We’re all celebrating the 25th anniversary of the economic liberalization of 1991, with good reason. The end of the licence raj and the opening up of the economy to private and foreign capital has been a success story. But there are also several areas where our hopes have been belied. Here are a few of them:
Share of manufacturing in GDP%
One would have expected that the New Industrial Policy, unveiled in 1991, would have been just what the doctor ordered for the manufacturing sector and India would soon take its place among the manufacturing powers of East Asia. But chart 1 shows that in 1989-90, the share of manufacturing in the gross domestic product was 16.4%; in 2015-16, after myriad new manufacturing policies, its share was at 16.2%. True, this doesn’t mean the sector hasn’t grown. But since manufacturing holds out the promise of jobs for the masses and its productivity is also relatively higher, it was hoped that its share in the economy would increase. That hasn’t happened.
Combined fiscal deficit of centre and states
One underlying reason for the crisis of 1991 was the indiscriminate rise in government borrowing in earlier years. It was only to be expected therefore that after the crisis, the government would do all it could to curb its fiscal deficit and that of the states. Unfortunately, as chart 2 indicates, that didn’t happen.
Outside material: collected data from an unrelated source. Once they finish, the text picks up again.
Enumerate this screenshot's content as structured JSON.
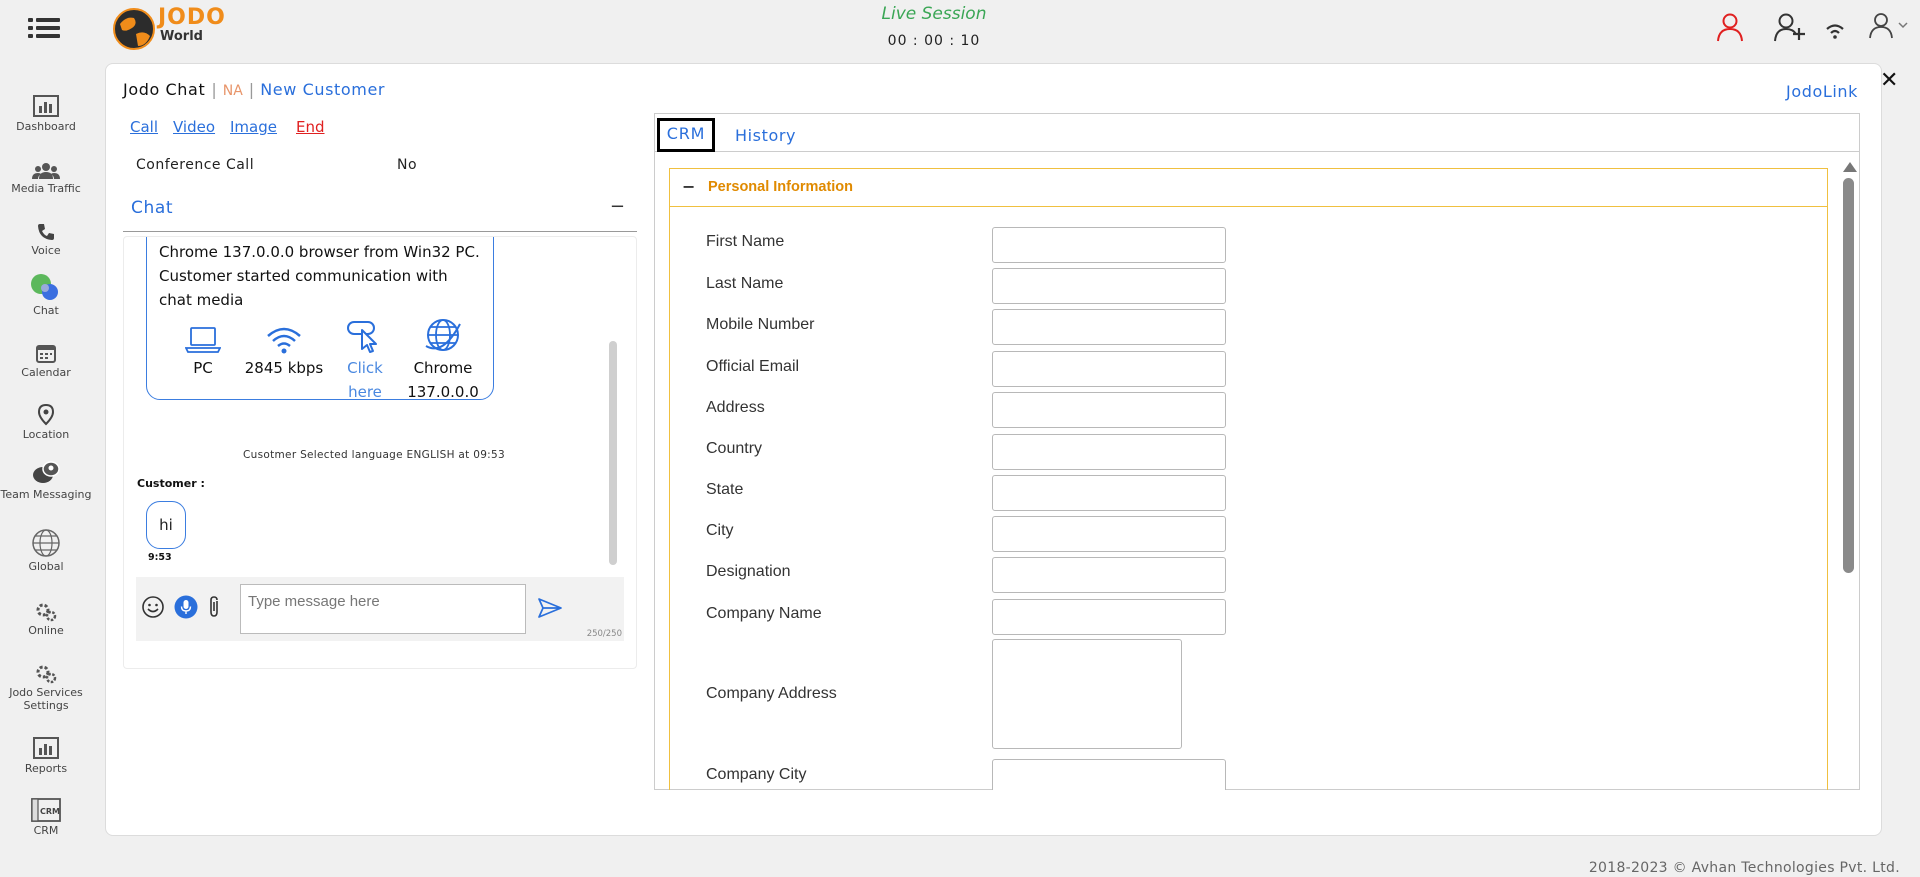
{
  "header": {
    "logo_text": "JODO",
    "logo_subtext": "World",
    "session_label": "Live Session",
    "session_timer": "00 : 00 : 10",
    "icons": [
      "menu-icon",
      "agent-alert-icon",
      "add-user-icon",
      "signal-icon",
      "user-profile-icon"
    ]
  },
  "sidebar": {
    "items": [
      {
        "label": "Dashboard",
        "icon": "dashboard-icon"
      },
      {
        "label": "Media Traffic",
        "icon": "people-icon"
      },
      {
        "label": "Voice",
        "icon": "phone-icon"
      },
      {
        "label": "Chat",
        "icon": "chat-icon"
      },
      {
        "label": "Calendar",
        "icon": "calendar-icon"
      },
      {
        "label": "Location",
        "icon": "location-pin-icon"
      },
      {
        "label": "Team Messaging",
        "icon": "team-chat-icon"
      },
      {
        "label": "Global",
        "icon": "globe-icon"
      },
      {
        "label": "Online",
        "icon": "gears-icon"
      },
      {
        "label": "Jodo Services Settings",
        "icon": "settings-gears-icon"
      },
      {
        "label": "Reports",
        "icon": "reports-icon"
      },
      {
        "label": "CRM",
        "icon": "crm-icon"
      }
    ]
  },
  "chat_window": {
    "title": "Jodo Chat",
    "separator": "|",
    "status": "NA",
    "customer_type": "New Customer",
    "jodolink": "JodoLink",
    "actions": {
      "call": "Call",
      "video": "Video",
      "image": "Image",
      "end": "End"
    },
    "conference_label": "Conference Call",
    "conference_value": "No",
    "chat_heading": "Chat",
    "minimize": "−",
    "close": "✕"
  },
  "messages": {
    "system_text_line1": "Chrome 137.0.0.0 browser from Win32 PC.",
    "system_text_line2": "Customer started communication with chat media",
    "stats": {
      "device": "PC",
      "bandwidth": "2845 kbps",
      "link_line1": "Click",
      "link_line2": "here",
      "browser_line1": "Chrome",
      "browser_line2": "137.0.0.0"
    },
    "language_note": "Cusotmer Selected language ENGLISH at 09:53",
    "customer_label": "Customer :",
    "customer_message": "hi",
    "customer_time": "9:53"
  },
  "composer": {
    "placeholder": "Type message here",
    "char_count": "250/250"
  },
  "crm_panel": {
    "tabs": [
      "CRM",
      "History"
    ],
    "active_tab": "CRM",
    "section_toggle": "−",
    "section_title": "Personal Information",
    "fields": [
      {
        "label": "First Name",
        "value": ""
      },
      {
        "label": "Last Name",
        "value": ""
      },
      {
        "label": "Mobile Number",
        "value": ""
      },
      {
        "label": "Official Email",
        "value": ""
      },
      {
        "label": "Address",
        "value": ""
      },
      {
        "label": "Country",
        "value": ""
      },
      {
        "label": "State",
        "value": ""
      },
      {
        "label": "City",
        "value": ""
      },
      {
        "label": "Designation",
        "value": ""
      },
      {
        "label": "Company Name",
        "value": ""
      },
      {
        "label": "Company Address",
        "value": ""
      },
      {
        "label": "Company City",
        "value": ""
      }
    ]
  },
  "footer": {
    "copyright": "2018-2023 © Avhan Technologies Pvt. Ltd."
  },
  "colors": {
    "accent_blue": "#2a6fdb",
    "live_green": "#3aa655",
    "end_red": "#e02020",
    "section_orange": "#e08a00",
    "status_na": "#e8956a"
  }
}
By 2000-01, the combined fiscal deficit of the centre plus the states, as a percentage of GDP, had risen beyond the 1991 level. In 2014-15, the combined fiscal deficit, as a percentage of GDP, was higher than it was in 1995-96.
Tax to GDP ratio
One reason why government deficits remained high is that, in spite of robust economic growth, tax revenues weren’t buoyant. Widespread tax evasion is probably the reason, along with a plethora of sops given to companies. Chart 3 shows that the central government’s gross tax revenues as a percentage of gross domestic product have remained below the 1991-92 level, in spite of recent efforts.
Central government expenditure
The disinclination to reduce the fiscal deficit had the effect of raising the central government’s interest burden, as it had to pay out ever-increasing interest on its outsize borrowings. The upshot was deterioration in the quality of the deficit. The government was borrowing to fund, not productive capital expenditure on infrastructure, but unproductive revenue expenses. The chart shows that in 1990-91, capital expenditure accounted for 30% of total central government expenditure. The budget for the current fiscal year puts the share of capex at a mere 12.5%.
Average employment per non-agricultural establishment
Economic liberalization has failed to provide secure and decent jobs to the mass of the population. Chart 5 shows that in spite of all the reforms, the number of employees per non-agricultural establishment has been coming down steadily. It was an average of 2.39 employees per establishment in the 2013 economic census, compared to 3.01 persons in the 1980 economic census. This means the vast majority of the establishments in India are in the informal sector, with neither the capital nor the technology to improve productivity.
Distribution of employment according to size of employment
Before the 1991 liberalization, 37.11% of employees used to work in establishments employing 10 or more workers. Instead of increasing, that proportion has been steadily coming down and in 2013, only 21.15% of employees worked in establishments employing 10 or more workers. Workers in small enterprises for the most part eke out a precarious existence in the informal sector with no job security and precious few benefits.
Mortality rate
And finally, surely economic liberalization should result in better care for our children. Chart 7 shows the country has made considerable progress on that front, with the under-five mortality rate coming down from 125.8 per thousand in 1990 to 47.7 per thousand in 2015. But as the chart shows, neighbouring Bangladesh and Nepal, much poorer than India, have both brought down their under-five mortality rates more than India. The chart suggests you don’t really need to be the world’s fastest-growing major economy to ensure your kids survive.